Send the query to each shard
Find all matching documents and calculate scores using local Term/Document Frequencies
Build a priority queue of results (sort, pagination with from/to, etc)
Return metadata about the results to requesting node. Note, the actual document is not sent yet, just the scores
Scores from all the shards are merged and sorted on the requesting node, docs are selected according to query criteria
Finally, the actual docs are retrieved from individual shards where they reside.
Results are returned to the client

This system usually works fine. In most cases, your index has “enough” documents to smooth out the Term/Document frequency statistics. So while each shard may not have complete knowledge of frequencies across the cluster, results are “good enough” because the frequencies are fairly similar everywhere.

But in the case of our query mentioned at the beginning of this article, the default search type sometimes fails.

DFS Query Then Fetch

In the last article, we built an index without specifying shard count – ElasticSearch used the default of 5 shards. We then inserted a measly five documents into the index and demanded ES return relevant results and accurate scores. Not quite fair, is it?

The scoring discrepancies were caused by the Query Then Fetch search type. Each shard only contained 1 or 2 documents (the hashing algorithm used by ES ensures a relatively random distribution). When we asked Elastic to compute scores, each shard only had a tiny view of the five-doc index…so scores were inaccurate.

Luckily, Elasticsearch doesn’t leave you out to dry. If you have a situation where this scoring discrepancy is problematic, ES provides a search type called “DFS Query Then Fetch”. The procedures is almost identical to Query then Fetch, except it performs a pre-query to calculate global document frequencies.

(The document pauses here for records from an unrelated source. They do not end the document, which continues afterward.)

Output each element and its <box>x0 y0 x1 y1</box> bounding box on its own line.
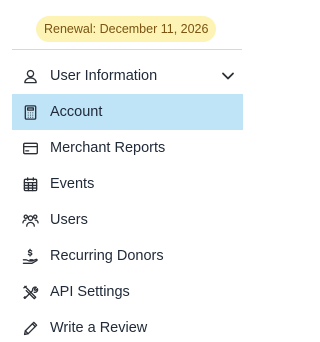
sidebar-item-merchant-reports[interactable]: Merchant Reports <box>12 130 243 166</box>
sidebar-item-label: Users <box>50 212 88 228</box>
sidebar-item-label: Merchant Reports <box>50 140 166 156</box>
sidebar-panel: Renewal: December 11, 2026 User Informat… <box>0 0 273 342</box>
chevron-down-icon[interactable] <box>219 67 237 85</box>
sidebar-item-label: User Information <box>50 68 158 84</box>
sidebar-item-users[interactable]: Users <box>12 202 243 238</box>
tools-icon <box>21 283 39 301</box>
sidebar-item-user-information[interactable]: User Information <box>12 58 243 94</box>
pencil-icon <box>21 319 39 337</box>
user-icon <box>21 67 39 85</box>
sidebar-item-recurring-donors[interactable]: Recurring Donors <box>12 238 243 274</box>
renewal-badge-container: Renewal: December 11, 2026 <box>36 16 218 42</box>
renewal-badge: Renewal: December 11, 2026 <box>36 16 217 42</box>
sidebar-item-account[interactable]: Account <box>12 94 243 130</box>
divider <box>12 49 242 50</box>
hand-coin-icon <box>21 247 39 265</box>
sidebar-item-label: API Settings <box>50 284 130 300</box>
sidebar-item-label: Recurring Donors <box>50 248 164 264</box>
sidebar-item-label: Account <box>50 104 103 120</box>
sidebar-nav: User Information Account Merchant Report… <box>12 58 243 342</box>
sidebar-item-api-settings[interactable]: API Settings <box>12 274 243 310</box>
calendar-icon <box>21 175 39 193</box>
sidebar-item-label: Events <box>50 176 95 192</box>
sidebar-item-events[interactable]: Events <box>12 166 243 202</box>
users-icon <box>21 211 39 229</box>
calculator-icon <box>21 103 39 121</box>
credit-card-icon <box>21 139 39 157</box>
sidebar-item-write-a-review[interactable]: Write a Review <box>12 310 243 342</box>
sidebar-item-label: Write a Review <box>50 320 148 336</box>
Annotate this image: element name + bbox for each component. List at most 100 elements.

Prequery each shard asking about Term and Document frequencies
Send the query to each shard
Find all matching documents and calculate scores using global Term/Document Frequencies calculated from the prequery.
Build a priority queue of results (sort, pagination with from/to, etc)
Return metadata about the results to requesting node. Note, the actual document is not sent yet, just the scores
Scores from all the shards are merged and sorted on the requesting node, docs are selected according to query criteria
Finally, the actual docs are retrieved from individual shards where they reside.
Results are returned to the client

If we apply this new search type to our previous query, we get scoring results that make sense (e.g. they are all identical):

$ curl -XGET 'localhost:9200/startswith/test/_search?pretty=true&search_type=dfs_query_then_fetch' -d '{
        "query": {
        "match_phrase_prefix": {
           "title": {
             "query": "d",
             "max_expansions": 5
           }
         }
       }
     }' | grep title

      "_score" : 1.9162908, "_source" : {"title":"dzone"}
      "_score" : 1.9162908, "_source" : {"title":"data"}
      "_score" : 1.9162908, "_source" : {"title":"drunk"}
      "_score" : 1.9162908, "_source" : {"title":"drive"}

Conclusion

Of course, better accuracy doesn’t come for free. The prequery causes an extra round-trip between the shards, which could cause a performance hit depending on size of the index, number of shards, query rate, etc etc. And in most cases, it is totally unnecessary…having “enough” data solves the problem for you.

But sometimes you’ll run into strange scoring situations, and in those cases, it’s useful to know how to tweak the search execution plan with DFS Query then Fetch.